Hello, I'm writing a simple program that upon start-up needs to open a
text file and read a value on the last line. Then all other accesses to
the file will be writes (at the end of it). I'm having two problems
with this...I tried opening the file for both writing and reading with:
std::fstream file("budget.txt", std::ios_base::in | std::ios_base::eek:ut
| std::ios_base::app);

if(!file)
std::cerr << "Error opening file!" << std::endl;

This compiles but it fails to open the file. So I removed the
std::ios_base::in flag and now the file is opened correctly (and its
previous content left intact), but my code for reading doesn't seem to
work.

static double
obtain_balance(std::fstream& file)
{
std::string line;

while(std::getline(file, line))
std::cout << line << std::endl;

/* The last line should always contain the balance,
in the following form:
balance yyyy-mm-dd xxxxxxxx */
assert(line.substr(0, 7) == "balance");

std::string s = "balance yyyy-mm-dd ";
return convert<double, std::string>(line.substr(0, s.length()));
}

I need to read a value on the last line and the only way I could think
to get to the last line is to read the file line by line. But it
doesn't work because nothing is outputted so the assertion fails
because the line variable is empty. I guess this is because I didn't
specify the std::ios_base::in-flag, but when I did the file wouldn't
open as I explained above..

So do I need to first open the file for reading, obtain the balance,
then close it and open it for writing (with app) and what is the best
way to seek to the beginning of the last line when writing?

/ E
 
M

mlimber

Eric said:
Hello, I'm writing a simple program that upon start-up needs to open a
text file and read a value on the last line. Then all other accesses to
the file will be writes (at the end of it). I'm having two problems
with this...I tried opening the file for both writing and reading with:
std::fstream file("budget.txt", std::ios_base::in | std::ios_base::eek:ut
| std::ios_base::app);

You should use std::ios_base::ate instead of std::ios_base::app.
if(!file)
std::cerr << "Error opening file!" << std::endl;

This compiles but it fails to open the file. So I removed the
std::ios_base::in flag and now the file is opened correctly (and its
previous content left intact), but my code for reading doesn't seem to
work.

static double
obtain_balance(std::fstream& file)
{
std::string line;

while(std::getline(file, line))
std::cout << line << std::endl;

/* The last line should always contain the balance,
in the following form:
balance yyyy-mm-dd xxxxxxxx */
assert(line.substr(0, 7) == "balance");

std::string s = "balance yyyy-mm-dd ";
return convert<double, std::string>(line.substr(0, s.length()));
}

I need to read a value on the last line and the only way I could think
to get to the last line is to read the file line by line. But it
doesn't work because nothing is outputted so the assertion fails
because the line variable is empty. I guess this is because I didn't
specify the std::ios_base::in-flag, but when I did the file wouldn't
open as I explained above..

So do I need to first open the file for reading, obtain the balance,
then close it and open it for writing (with app) and what is the best
way to seek to the beginning of the last line when writing?

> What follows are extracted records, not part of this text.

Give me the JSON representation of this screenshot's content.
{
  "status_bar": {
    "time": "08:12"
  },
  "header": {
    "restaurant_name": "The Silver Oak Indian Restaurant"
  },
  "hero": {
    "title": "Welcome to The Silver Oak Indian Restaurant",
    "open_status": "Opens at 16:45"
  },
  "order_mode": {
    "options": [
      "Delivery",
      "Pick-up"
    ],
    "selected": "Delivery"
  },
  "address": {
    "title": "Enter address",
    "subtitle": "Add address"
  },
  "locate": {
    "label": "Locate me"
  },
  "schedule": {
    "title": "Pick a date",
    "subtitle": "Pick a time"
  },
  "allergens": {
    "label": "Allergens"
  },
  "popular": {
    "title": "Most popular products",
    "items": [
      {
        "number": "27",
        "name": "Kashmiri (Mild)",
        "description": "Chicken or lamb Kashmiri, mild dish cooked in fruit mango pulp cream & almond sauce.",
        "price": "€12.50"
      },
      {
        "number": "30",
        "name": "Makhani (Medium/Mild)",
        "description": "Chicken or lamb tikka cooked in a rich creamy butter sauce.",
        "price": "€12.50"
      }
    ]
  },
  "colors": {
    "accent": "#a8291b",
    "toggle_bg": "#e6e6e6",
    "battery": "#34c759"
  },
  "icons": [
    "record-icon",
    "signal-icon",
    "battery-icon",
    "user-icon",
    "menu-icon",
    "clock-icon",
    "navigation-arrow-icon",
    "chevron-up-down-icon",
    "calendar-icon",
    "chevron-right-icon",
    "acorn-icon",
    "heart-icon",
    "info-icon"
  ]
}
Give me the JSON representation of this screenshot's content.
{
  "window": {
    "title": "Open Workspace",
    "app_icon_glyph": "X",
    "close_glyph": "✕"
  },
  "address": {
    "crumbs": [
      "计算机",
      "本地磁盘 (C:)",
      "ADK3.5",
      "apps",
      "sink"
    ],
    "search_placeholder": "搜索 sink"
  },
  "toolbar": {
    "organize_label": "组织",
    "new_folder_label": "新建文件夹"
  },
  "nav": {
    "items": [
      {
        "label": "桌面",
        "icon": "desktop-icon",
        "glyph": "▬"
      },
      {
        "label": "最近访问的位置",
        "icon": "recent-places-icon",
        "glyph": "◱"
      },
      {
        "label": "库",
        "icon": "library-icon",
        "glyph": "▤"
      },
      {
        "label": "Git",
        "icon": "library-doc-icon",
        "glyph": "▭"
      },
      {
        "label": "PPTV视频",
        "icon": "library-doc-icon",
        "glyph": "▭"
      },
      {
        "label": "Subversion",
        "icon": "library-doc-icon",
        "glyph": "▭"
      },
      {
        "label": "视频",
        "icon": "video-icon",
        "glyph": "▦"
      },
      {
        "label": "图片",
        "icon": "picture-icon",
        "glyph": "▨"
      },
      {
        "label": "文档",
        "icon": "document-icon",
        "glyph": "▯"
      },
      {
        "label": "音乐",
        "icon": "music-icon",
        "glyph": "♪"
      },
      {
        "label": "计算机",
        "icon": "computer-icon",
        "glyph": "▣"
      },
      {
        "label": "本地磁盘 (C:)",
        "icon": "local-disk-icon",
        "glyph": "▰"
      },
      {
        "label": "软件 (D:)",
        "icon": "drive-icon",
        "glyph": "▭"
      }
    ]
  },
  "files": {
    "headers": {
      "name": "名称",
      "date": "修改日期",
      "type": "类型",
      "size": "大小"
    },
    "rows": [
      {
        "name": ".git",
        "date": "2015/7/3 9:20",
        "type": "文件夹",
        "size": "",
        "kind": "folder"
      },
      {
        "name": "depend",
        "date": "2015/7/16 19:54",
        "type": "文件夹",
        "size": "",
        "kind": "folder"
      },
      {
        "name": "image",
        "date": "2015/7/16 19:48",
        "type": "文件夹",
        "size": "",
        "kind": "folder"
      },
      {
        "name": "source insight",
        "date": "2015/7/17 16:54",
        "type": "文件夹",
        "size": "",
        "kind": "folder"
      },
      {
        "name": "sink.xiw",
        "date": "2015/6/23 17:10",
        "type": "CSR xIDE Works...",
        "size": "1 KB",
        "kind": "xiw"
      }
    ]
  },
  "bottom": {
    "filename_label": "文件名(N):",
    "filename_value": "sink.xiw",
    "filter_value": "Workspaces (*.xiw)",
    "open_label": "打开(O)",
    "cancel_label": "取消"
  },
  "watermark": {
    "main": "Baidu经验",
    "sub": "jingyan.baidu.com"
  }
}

Since the last line has a known format and length, just use
istream::seekg() to move the get pointer back to the proper location
from the end. (Note: the put pointer is manipulated independently from
the get pointer.) For an example, see:

http://www.cplusplus.com/ref/iostream/istream/seekg.html

Cheers! --M
 
K

Karl Heinz Buchegger

Eric said:
Hello, I'm writing a simple program that upon start-up needs to open a
text file and read a value on the last line. Then all other accesses to
the file will be writes (at the end of it). I'm having two problems
with this...I tried opening the file for both writing and reading with:
std::fstream file("budget.txt", std::ios_base::in | std::ios_base::eek:ut
| std::ios_base::app);

Have you read the documentation what std::ios_base::app does?